Less-Dominant Resonance Configuration of Propargyl Radical Leads to a Growth Mechanism for Polycyclic Aromatic Hydrocarbons that Preserves the Cyclopenta Ring

Understanding the growth of polycyclic aromatic hydrocarbons (PAHs) is essential for combustion, astrochemistry, and carbon-based nanomaterial synthesis. This study presents theory-guided experiments on radical–radical combination reactions of propargyl (^•C₃H₃). The addition of ^•C₃H₃ to three cyclopenta-fused PAH radicals─1-indenyl (^•1-C₉H₇), acenaphthenyl (^•C₁₂H₉), and 4H-cyclopenta[def]phenanthrenyl (^•C₁₅H₉)─revealed that the reaction between the dominant propyne-3-yl resonance configuration of ^•C₃H₃ and the three radicals consistently produces PAHs with all hexagonal rings, while the reaction between the less dominant allene-1-yl resonance configuration of ^•C₃H₃ and the three radicals selectively preserves the cyclopenta ring and forms a new hexagonal ring.
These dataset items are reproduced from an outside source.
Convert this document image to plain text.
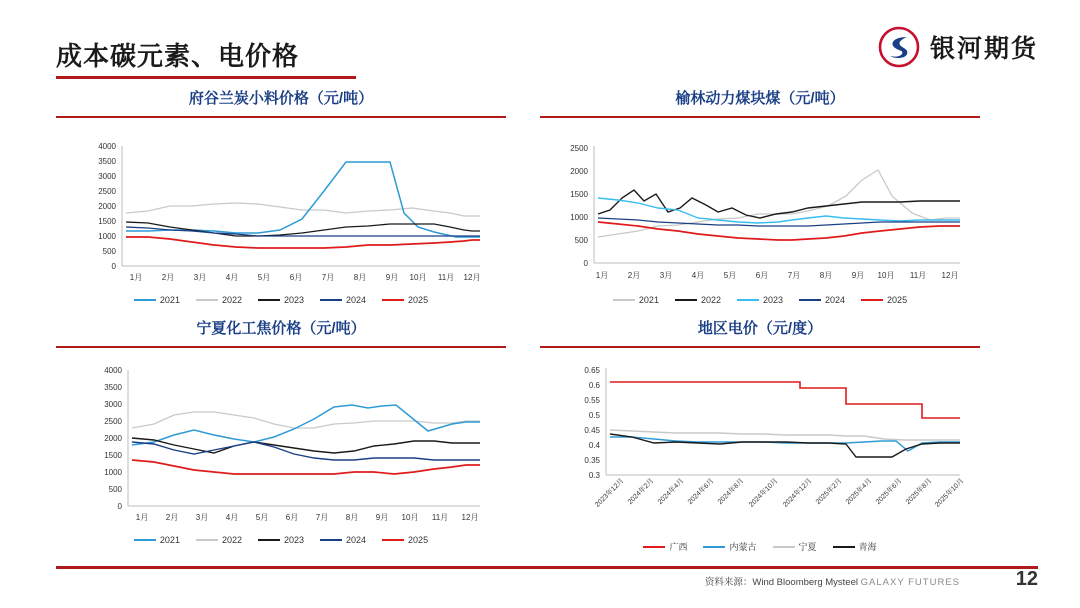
成本碳元素、电价格	银河期货
府谷兰炭小料价格（元/吨）
4000
3500
3000
2500
2000
1500
1000
500
0
1月 2月 3月 4月 5月 6月 7月 8月 9月 10月 11月 12月
2021	2022	2023	2024	2025
榆林动力煤块煤（元/吨）
2500
2000
1500
1000
500
0
1月 2月 3月 4月 5月 6月 7月 8月 9月 10月 11月 12月
2021	2022	2023	2024	2025
宁夏化工焦价格（元/吨）
4000
3500
3000
2500
2000
1500
1000
500
0
1月 2月 3月 4月 5月 6月 7月 8月 9月 10月 11月 12月
2021	2022	2023	2024	2025
地区电价（元/度）
0.65
0.6
0.55
0.5
0.45
0.4
0.35
0.3
2023年12月 2024年2月 2024年4月 2024年6月 2024年8月 2024年10月 2024年12月 2025年2月 2025年4月 2025年6月 2025年8月 2025年10月
广西	内蒙古	宁夏	青海
资料来源：Wind Bloomberg Mysteel GALAXY FUTURES	12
Elusive intermediates and isomeric products were observed and identified by combining molecular beam-sampling synchrotron photoionization mass spectrometry with gas chromatography–mass spectrometry. The complementary results suggest a high selectivity of the allene-1-yl addition pathway, which is thermodynamically controlled. The findings presented here are based on a combination of experimental capabilities, and they provide new mechanisms and insights into the selective formation of bowl-shaped PAHs, serving as templates for fullerene and nanotube structures. The high selectivity of the allene-1-yl pathway provides a rational synthetic strategy for cyclopenta-fused PAHs, bearing barrierless and facile radical–radical reaction pathways in various environments, including high-temperature combustion, circumstellar envelopes, and cold molecular clouds.